To further explore determinants of attrition by preference, we tallied reasons for Phase I dropout by preference group (). This revealed that a large proportion of patients failed to return to clinic/lost contact. Cell sizes were very small for other attrition reasons, thus precluding statistical tests of differential reasons for dropout by preference group.
Reasons for phase I attrition among dropouts.

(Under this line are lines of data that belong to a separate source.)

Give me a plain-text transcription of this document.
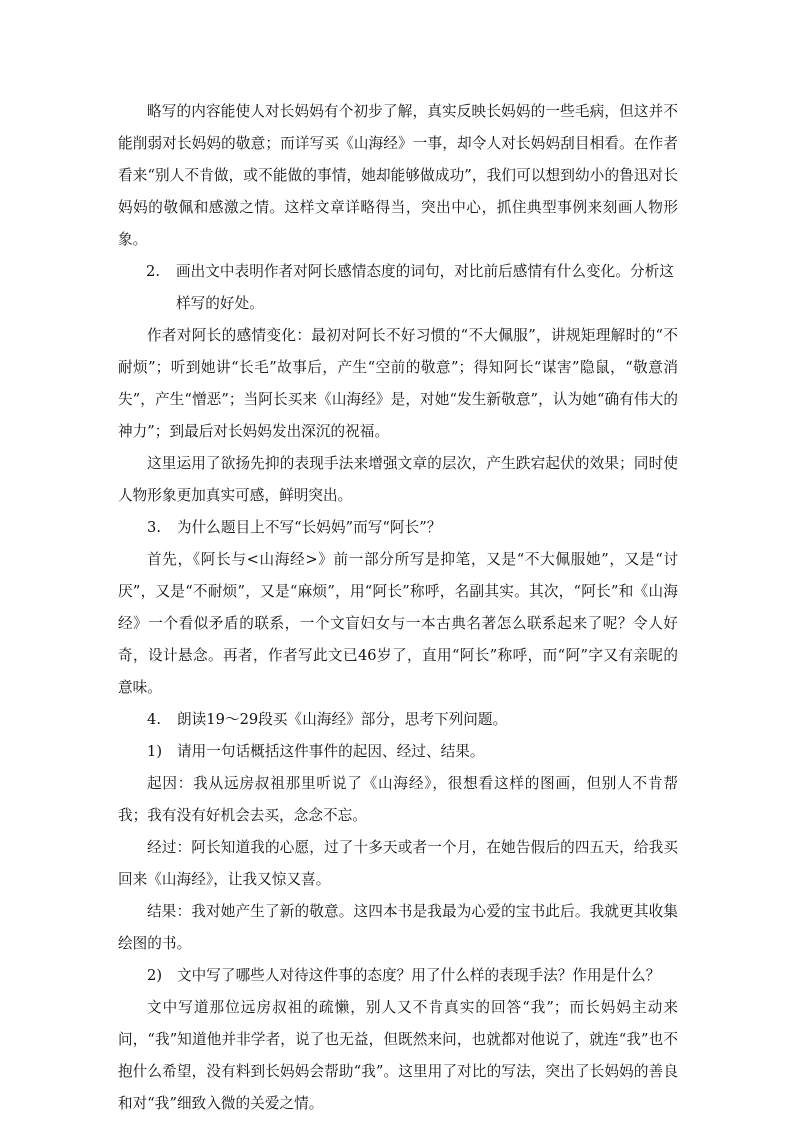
略写的内容能使人对长妈妈有个初步了解，真实反映长妈妈的一些毛病，但这并不能削弱对长妈妈的敬意；而详写买《山海经》一事，却令人对长妈妈刮目相看。在作者看来“别人不肯做，或不能做的事情，她却能够做成功”，我们可以想到幼小的鲁迅对长妈妈的敬佩和感激之情。这样文章详略得当，突出中心，抓住典型事例来刻画人物形象。

2. 画出文中表明作者对阿长感情态度的词句，对比前后感情有什么变化。分析这样写的好处。

作者对阿长的感情变化：最初对阿长不好习惯的“不大佩服”，讲规矩理解时的“不耐烦”；听到她讲“长毛”故事后，产生“空前的敬意”；得知阿长“谋害”隐鼠，“敬意消失”，产生“憎恶”；当阿长买来《山海经》是，对她“发生新敬意”，认为她“确有伟大的神力”；到最后对长妈妈发出深沉的祝福。

这里运用了欲扬先抑的表现手法来增强文章的层次，产生跌宕起伏的效果；同时使人物形象更加真实可感，鲜明突出。

3. 为什么题目上不写“长妈妈”而写“阿长”？

首先，《阿长与<山海经>》前一部分所写是抑笔，又是“不大佩服她”，又是“讨厌”，又是“不耐烦”，又是“麻烦”，用“阿长”称呼，名副其实。其次，“阿长”和《山海经》一个看似矛盾的联系，一个文盲妇女与一本古典名著怎么联系起来了呢？令人好奇，设计悬念。再者，作者写此文已46岁了，直用“阿长”称呼，而“阿”字又有亲昵的意味。

4. 朗读19～29段买《山海经》部分，思考下列问题。

1) 请用一句话概括这件事件的起因、经过、结果。

起因：我从远房叔祖那里听说了《山海经》，很想看这样的图画，但别人不肯帮我；我有没有好机会去买，念念不忘。

经过：阿长知道我的心愿，过了十多天或者一个月，在她告假后的四五天，给我买回来《山海经》，让我又惊又喜。

结果：我对她产生了新的敬意。这四本书是我最为心爱的宝书此后。我就更其收集绘图的书。

2) 文中写了哪些人对待这件事的态度？用了什么样的表现手法？作用是什么？

文中写道那位远房叔祖的疏懒，别人又不肯真实的回答“我”；而长妈妈主动来问，“我”知道他并非学者，说了也无益，但既然来问，也就都对他说了，就连“我”也不抱什么希望，没有料到长妈妈会帮助“我”。这里用了对比的写法，突出了长妈妈的善良和对“我”细致入微的关爱之情。
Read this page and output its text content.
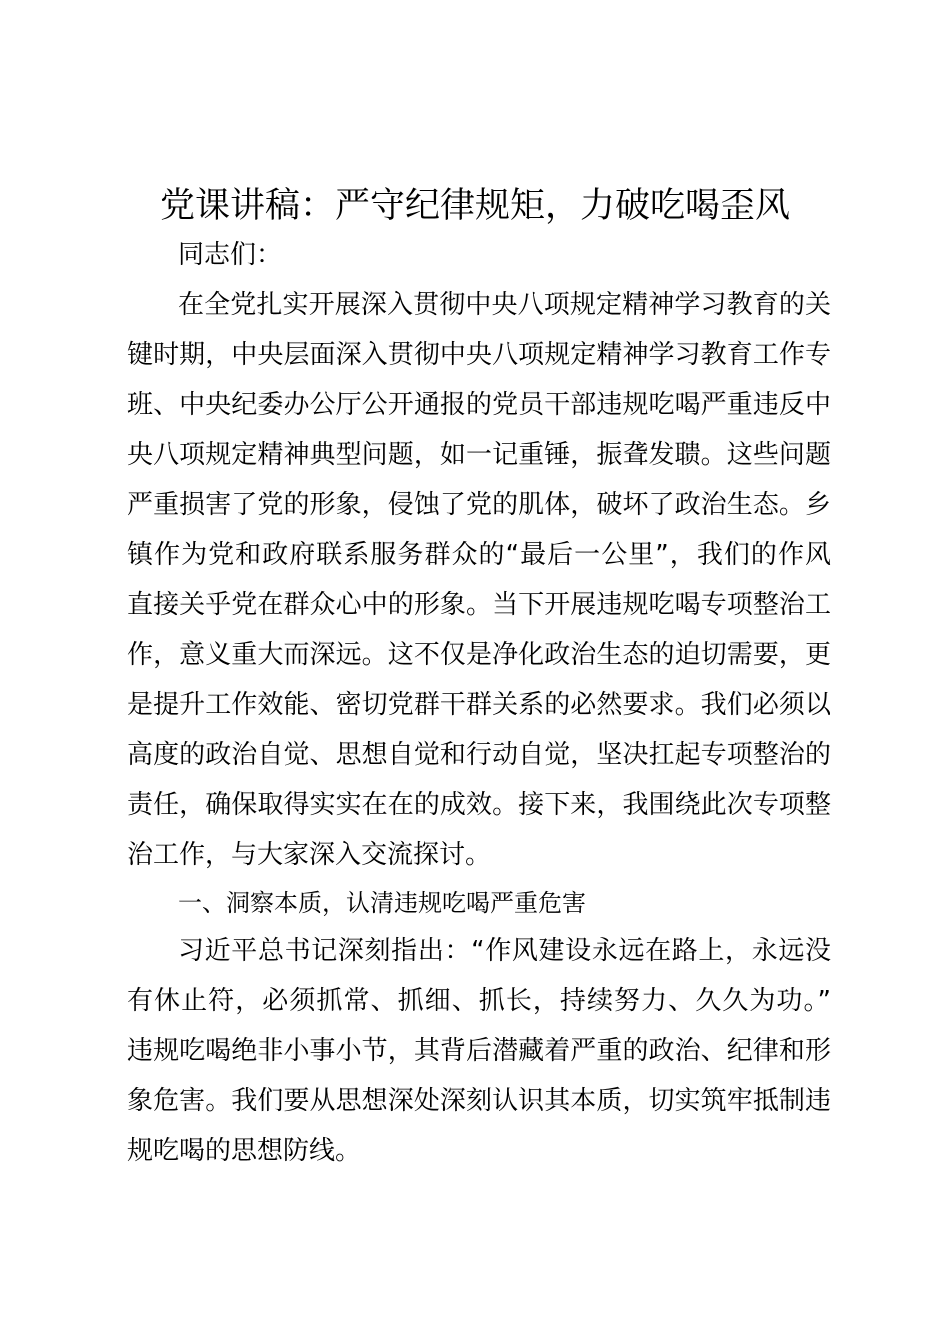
党课讲稿：严守纪律规矩，力破吃喝歪风
同志们：
在全党扎实开展深入贯彻中央八项规定精神学习教育的关
键时期，中央层面深入贯彻中央八项规定精神学习教育工作专
班、中央纪委办公厅公开通报的党员干部违规吃喝严重违反中
央八项规定精神典型问题，如一记重锤，振聋发聩。这些问题
严重损害了党的形象，侵蚀了党的肌体，破坏了政治生态。乡
镇作为党和政府联系服务群众的“最后一公里”，我们的作风
直接关乎党在群众心中的形象。当下开展违规吃喝专项整治工
作，意义重大而深远。这不仅是净化政治生态的迫切需要，更
是提升工作效能、密切党群干群关系的必然要求。我们必须以
高度的政治自觉、思想自觉和行动自觉，坚决扛起专项整治的
责任，确保取得实实在在的成效。接下来，我围绕此次专项整
治工作，与大家深入交流探讨。
一、洞察本质，认清违规吃喝严重危害
习近平总书记深刻指出：“作风建设永远在路上，永远没
有休止符，必须抓常、抓细、抓长，持续努力、久久为功。”
违规吃喝绝非小事小节，其背后潜藏着严重的政治、纪律和形
象危害。我们要从思想深处深刻认识其本质，切实筑牢抵制违
规吃喝的思想防线。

In Phase II, the overall treatment dropout rate was 11.6%; the dropout rate was 21.7% among patients with baseline treatment preference for medication only, 10.7% among those preferring combination, and 12.4% among no preference patients. Chi-square tests indicated no significant difference in attrition between patients preferring medication versus combination treatment, χ2(1) = 2.59, p = .11, odds ratio = 1.14, or between no treatment preference and preference for any treatment, χ2(1) = .07, p = .79, odds ratio = 1.09.